O turista gaúcho pergunta a um taxista amazonense se tem alguma metonímia por perto. O cara respondeu: - “Fudereteu! Eu pensava que sabia o que era uma bomba de gasolina, mas agora deixei de saber”. Aqui faço uma crítica construtiva, é claro: se a próxima edição for ilustrada, com foto de um posto, o dicionário será mais útil ainda.
Finalmente, nosso Gauchão, que está com uma caganeira de um tacacá mal digerido, encontra um posto. Procura desesperadamente o verbete WC ou banheiro, mas o dicionário não registra nenhum dos dois. Coitado, para se aliviar, ele corre pra trás de uma moita num terreno baldio e obra. Depois, no sufoco, usa as páginas arrancadas da obra do Berinho, comprovando uma vez mais sua utilidade.
As más línguas dizem que o conteúdo do livro é “para encher linguiça”. Berinho abre, por exemplo, na letra V o verbete “Vozes de Animais”, nos ensinando que “a abelha zumbra, a andorinha gazea, o camelo blatera, a onça esturra, o peru gruguleja e o burro azurra”, etc.etc (pg. 246). Em que isso pode servir ao turista? Confesso minha ignorância. Talvez o poeta Elson Farias, que avalizou a obra, possa nos dizer numa próxima edição, aumentando a orelha do livro, como uma homenagem ao azurrante autor.
Diante desse monumento lexicográfico, não faltarão invejosos para dizer que o dicionário do Berinho, com suas ululantes obviedades, representa a derrota do pensamento no Amazonas. Ledo engano! O autor da obra é presidente da Academia Amazonense de Letras e já presidiu o Instituto Geográfico e Histórico do Amazonas (IGHA), além de contar com o aval absolutamente desinteressado de um poeta de renome. Além disso, é coerente na sua adesão ao poder, adotando a máxima: “Hay gobierno? Soy a favor”.

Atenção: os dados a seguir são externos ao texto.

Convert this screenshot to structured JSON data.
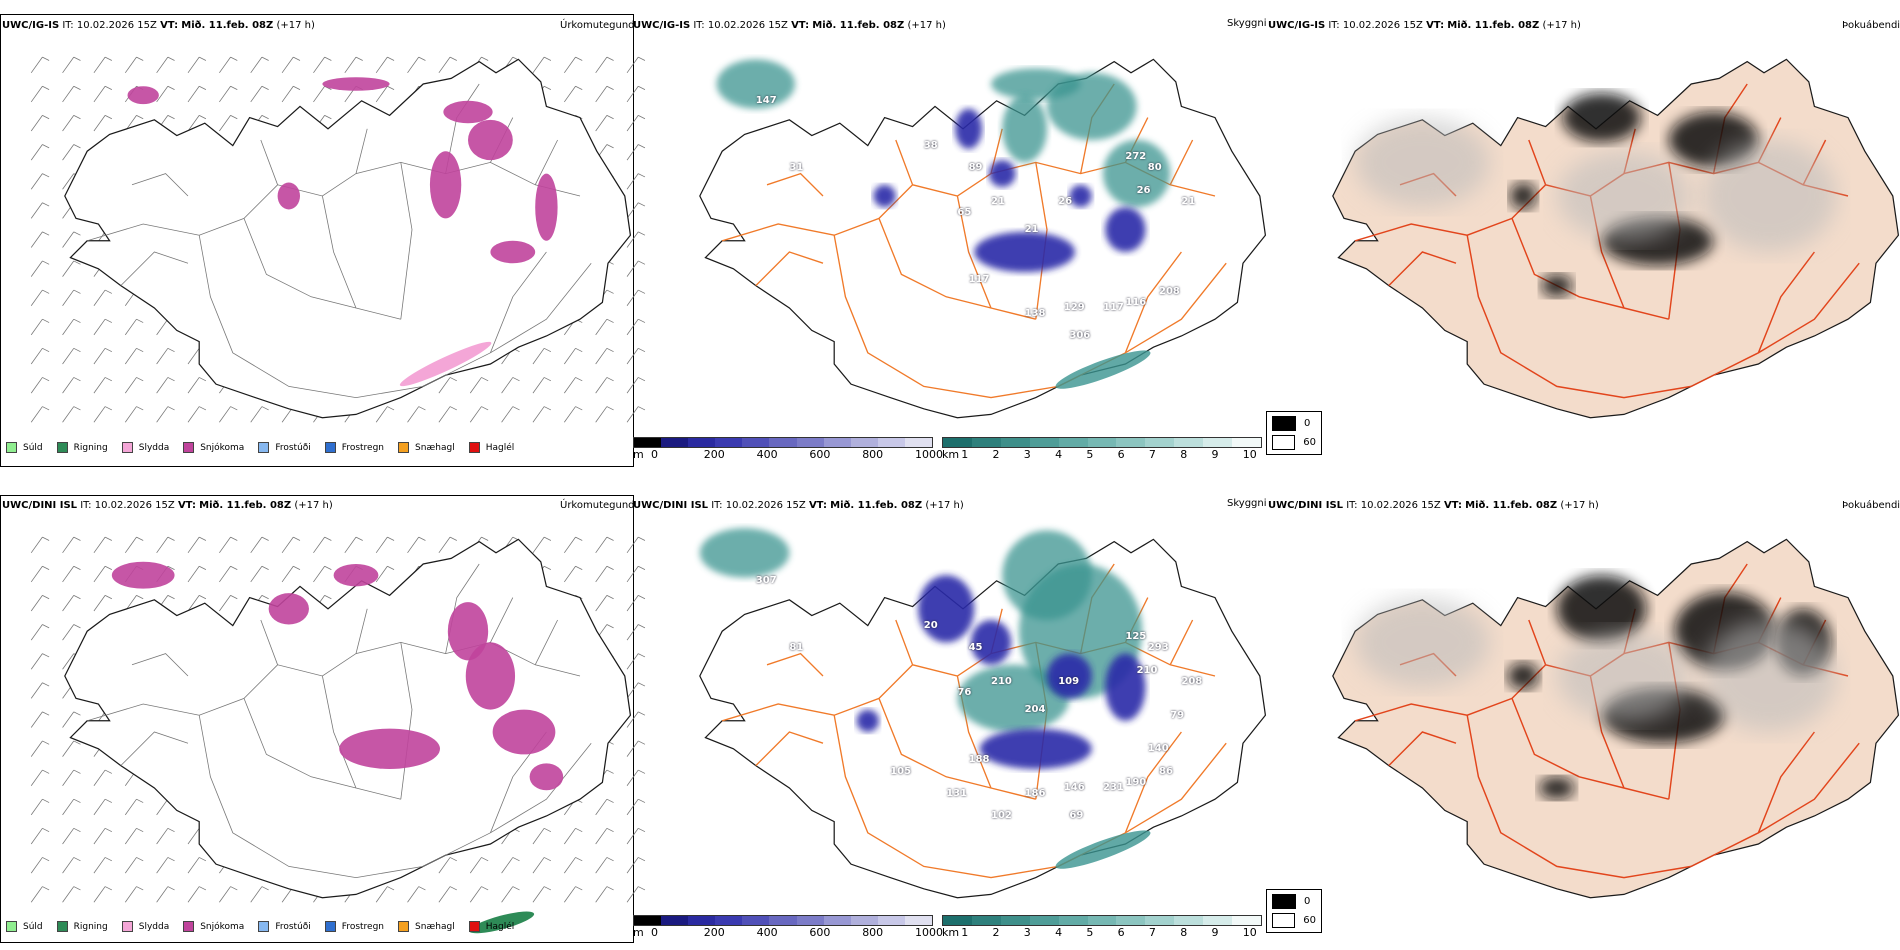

Com fidelidade canina, Berinho serviu a todos os governos na ditadura militar. Foi filiado à Arena, ao PFL, ao DEM, ao PTB, pertence agora à base aliada, e se o PSOL tomar o poder, ele pedirá sua carteirinha do partido. Com esse livro, a Secretaria de Cultura (Berinho) fez um baita investimento cultural, repassando recursos para a Fundação Lourenço Braga (Berinho). Mas valeu a pena. O turista tem, assim, uma tomografia da intelligentzia local oficial. Afinal, seu autor foi presidente da Academia Amazonense de Letras e do Instituto Histórico e Geográfico do Amazonas.

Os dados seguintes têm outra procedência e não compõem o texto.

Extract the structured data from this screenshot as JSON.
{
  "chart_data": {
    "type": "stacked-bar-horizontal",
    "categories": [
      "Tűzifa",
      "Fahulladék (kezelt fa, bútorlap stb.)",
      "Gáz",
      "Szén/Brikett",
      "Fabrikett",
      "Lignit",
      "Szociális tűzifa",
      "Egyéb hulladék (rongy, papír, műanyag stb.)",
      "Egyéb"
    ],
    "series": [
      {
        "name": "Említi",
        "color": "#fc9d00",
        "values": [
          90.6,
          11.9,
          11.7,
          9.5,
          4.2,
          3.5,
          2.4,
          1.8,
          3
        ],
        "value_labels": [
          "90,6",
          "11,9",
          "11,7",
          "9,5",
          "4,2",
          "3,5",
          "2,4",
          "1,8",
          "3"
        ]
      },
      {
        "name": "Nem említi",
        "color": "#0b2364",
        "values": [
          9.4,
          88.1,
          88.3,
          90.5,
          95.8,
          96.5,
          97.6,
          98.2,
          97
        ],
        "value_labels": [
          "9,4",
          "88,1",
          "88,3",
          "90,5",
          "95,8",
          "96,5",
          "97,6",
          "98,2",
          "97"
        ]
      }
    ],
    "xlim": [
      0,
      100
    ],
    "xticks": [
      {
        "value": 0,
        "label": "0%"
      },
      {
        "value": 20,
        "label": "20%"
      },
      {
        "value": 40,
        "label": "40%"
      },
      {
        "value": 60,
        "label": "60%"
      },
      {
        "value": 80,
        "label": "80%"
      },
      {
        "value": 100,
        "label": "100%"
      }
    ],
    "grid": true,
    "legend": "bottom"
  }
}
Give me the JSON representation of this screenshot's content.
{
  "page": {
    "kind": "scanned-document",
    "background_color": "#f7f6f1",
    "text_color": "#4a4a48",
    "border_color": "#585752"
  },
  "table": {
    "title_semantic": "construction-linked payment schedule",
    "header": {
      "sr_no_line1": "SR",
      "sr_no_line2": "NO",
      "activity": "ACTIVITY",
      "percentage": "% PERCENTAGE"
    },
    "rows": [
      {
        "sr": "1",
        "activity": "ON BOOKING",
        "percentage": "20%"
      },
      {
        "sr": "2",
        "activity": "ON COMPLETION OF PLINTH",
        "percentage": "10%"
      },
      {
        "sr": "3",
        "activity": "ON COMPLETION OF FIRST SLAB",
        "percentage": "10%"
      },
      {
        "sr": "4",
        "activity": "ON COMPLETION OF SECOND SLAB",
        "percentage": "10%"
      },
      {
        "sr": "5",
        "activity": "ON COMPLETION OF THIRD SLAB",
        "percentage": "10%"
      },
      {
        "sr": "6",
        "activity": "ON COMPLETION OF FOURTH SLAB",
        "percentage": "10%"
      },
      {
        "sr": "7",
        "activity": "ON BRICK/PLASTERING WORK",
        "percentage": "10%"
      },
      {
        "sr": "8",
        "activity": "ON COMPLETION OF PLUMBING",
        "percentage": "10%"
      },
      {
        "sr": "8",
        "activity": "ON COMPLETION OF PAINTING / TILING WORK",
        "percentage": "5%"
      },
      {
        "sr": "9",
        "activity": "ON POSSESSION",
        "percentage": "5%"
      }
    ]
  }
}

O que seria do turista sem esse dicionário? Não saberia sequer distinguir um bilhete de ida de outro de ida-e-volta. O preço do livro é salgado - 42 reais – mas compensa. É verdade que sua compra causou um rombo nas minhas combalidas finanças. Já que o adquiri não para usufruto pessoal, mas por razões profissionais, estou pedindo ressarcimento ao Cirilo e ao Batará, donos do Diário do Amazonas. É possível que alguns leitores dessa desinteressada resenha queiram comprar o dicionário, assim solicito ao Berinho uma comissão de dez por cento pela propaganda desinteressada. É razoável.

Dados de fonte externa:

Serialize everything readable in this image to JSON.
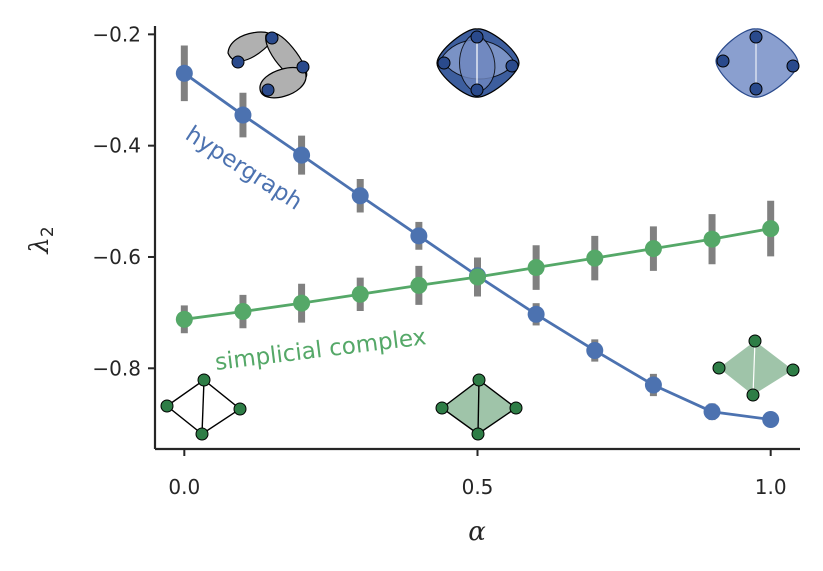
{
  "chart_data": {
    "type": "line",
    "xlabel": "α",
    "ylabel": "λ",
    "ylabel_sub": "2",
    "xlim": [
      -0.05,
      1.05
    ],
    "ylim": [
      -0.945,
      -0.185
    ],
    "xticks": [
      0.0,
      0.5,
      1.0
    ],
    "xtick_labels": [
      "0.0",
      "0.5",
      "1.0"
    ],
    "yticks": [
      -0.2,
      -0.4,
      -0.6,
      -0.8
    ],
    "ytick_labels": [
      "−0.2",
      "−0.4",
      "−0.6",
      "−0.8"
    ],
    "grid": false,
    "x": [
      0.0,
      0.1,
      0.2,
      0.3,
      0.4,
      0.5,
      0.6,
      0.7,
      0.8,
      0.9,
      1.0
    ],
    "series": [
      {
        "name": "hypergraph",
        "color": "#4c72b0",
        "values": [
          -0.27,
          -0.345,
          -0.417,
          -0.49,
          -0.562,
          -0.634,
          -0.703,
          -0.768,
          -0.83,
          -0.878,
          -0.892
        ],
        "err": [
          0.05,
          0.04,
          0.035,
          0.03,
          0.025,
          0.03,
          0.02,
          0.02,
          0.02,
          0.015,
          0.005
        ]
      },
      {
        "name": "simplicial complex",
        "color": "#55a868",
        "values": [
          -0.712,
          -0.698,
          -0.683,
          -0.667,
          -0.651,
          -0.636,
          -0.619,
          -0.602,
          -0.585,
          -0.568,
          -0.549
        ],
        "err": [
          0.025,
          0.03,
          0.035,
          0.03,
          0.035,
          0.035,
          0.04,
          0.04,
          0.04,
          0.045,
          0.05
        ]
      }
    ],
    "errorbar_color": "#808080",
    "insets": {
      "hypergraph_colors": {
        "light": "#b0b0b0",
        "mid": "#8a9fcf",
        "dark": "#2a4a8c"
      },
      "simplicial_colors": {
        "node": "#2e7d46",
        "fill": "#9fc4a9"
      }
    }
  }
}
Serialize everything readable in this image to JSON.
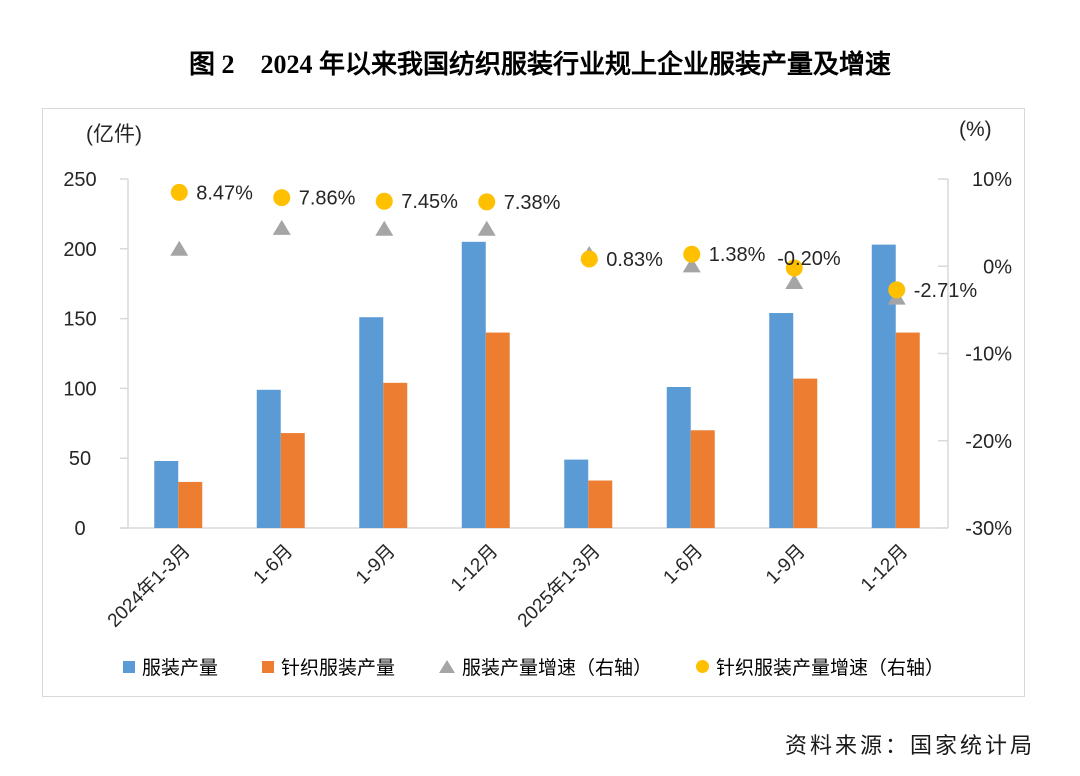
{
  "page": {
    "title": "图 2　2024 年以来我国纺织服装行业规上企业服装产量及增速",
    "source": "资料来源：国家统计局"
  },
  "colors": {
    "axis_line": "#D9D9D9",
    "text": "#262626",
    "bar_blue": "#5B9BD5",
    "bar_orange": "#ED7D31",
    "marker_gray": "#A5A5A5",
    "marker_yellow": "#FFC000"
  },
  "chart_data": {
    "type": "bar",
    "title": "图 2　2024 年以来我国纺织服装行业规上企业服装产量及增速",
    "categories": [
      "2024年1-3月",
      "1-6月",
      "1-9月",
      "1-12月",
      "2025年1-3月",
      "1-6月",
      "1-9月",
      "1-12月"
    ],
    "left_axis": {
      "title": "(亿件)",
      "min": 0,
      "max": 250,
      "step": 50,
      "tick_labels": [
        "250",
        "200",
        "150",
        "100",
        "50",
        "0"
      ]
    },
    "right_axis": {
      "title": "(%)",
      "min": -30,
      "max": 10,
      "step": 10,
      "tick_labels": [
        "10%",
        "0%",
        "-10%",
        "-20%",
        "-30%"
      ]
    },
    "grid": false,
    "legend_position": "bottom",
    "series": [
      {
        "name": "服装产量",
        "kind": "bar",
        "axis": "left",
        "color": "#5B9BD5",
        "values": [
          48,
          99,
          151,
          205,
          49,
          101,
          154,
          203
        ]
      },
      {
        "name": "针织服装产量",
        "kind": "bar",
        "axis": "left",
        "color": "#ED7D31",
        "values": [
          33,
          68,
          104,
          140,
          34,
          70,
          107,
          140
        ]
      },
      {
        "name": "服装产量增速（右轴）",
        "kind": "triangle",
        "axis": "right",
        "color": "#A5A5A5",
        "values": [
          2.0,
          4.4,
          4.3,
          4.3,
          1.4,
          0.1,
          -1.8,
          -3.6
        ]
      },
      {
        "name": "针织服装产量增速（右轴）",
        "kind": "circle",
        "axis": "right",
        "color": "#FFC000",
        "values": [
          8.47,
          7.86,
          7.45,
          7.38,
          0.83,
          1.38,
          -0.2,
          -2.71
        ],
        "point_labels": [
          "8.47%",
          "7.86%",
          "7.45%",
          "7.38%",
          "0.83%",
          "1.38%",
          "-0.20%",
          "-2.71%"
        ]
      }
    ]
  }
}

P.S. 1 - O Dicionário omite na letra Z o verbete "ZECA, de Zeca Nascimento, que nesse sábado completou 55 anos de idade, abençoado por todos os orixás, por Santa Edwiges – virgem e mártir - e por Santa Chachá, nem uma coisa, nem outra, padroeira dos glutões, dos amantes da vida e dos que cultivam a amizade. Os parabéns da coluna a ele que doou 15 mil metros quadrados a dezenas de família da Comunidade Santa Edwiges em Manaus.
P.S.2 - Comprei o dicionário durante o lançamento de um livro de Thiago de Mello numa livraria em um shopping de Manaus. Lá estavam muitos amigos prestigiando o evento. Folheei as páginas e comecei a ler em voz alta o que ia encontrando. As pessoas ouviam e achavam que eu estava inventando. Por isso, mostrava os verbetes para quem quisesse ver. Um dos amigos: - "Bessa, você é muito corrosivo". Pois é, né, como gostaria de espalhar minha ternura, mas nessa terra de muro baixo, alguém tem de ser corrosivo, não tem não? Do contrário, pensarão que somos todos uns idiotas. E não somos. Somos?
Referência: Robério Braga. Dicionário de Turismo. Fundação Lourenço Braga. Uniletras Editora. São Paulo. 2003. 255 pgs.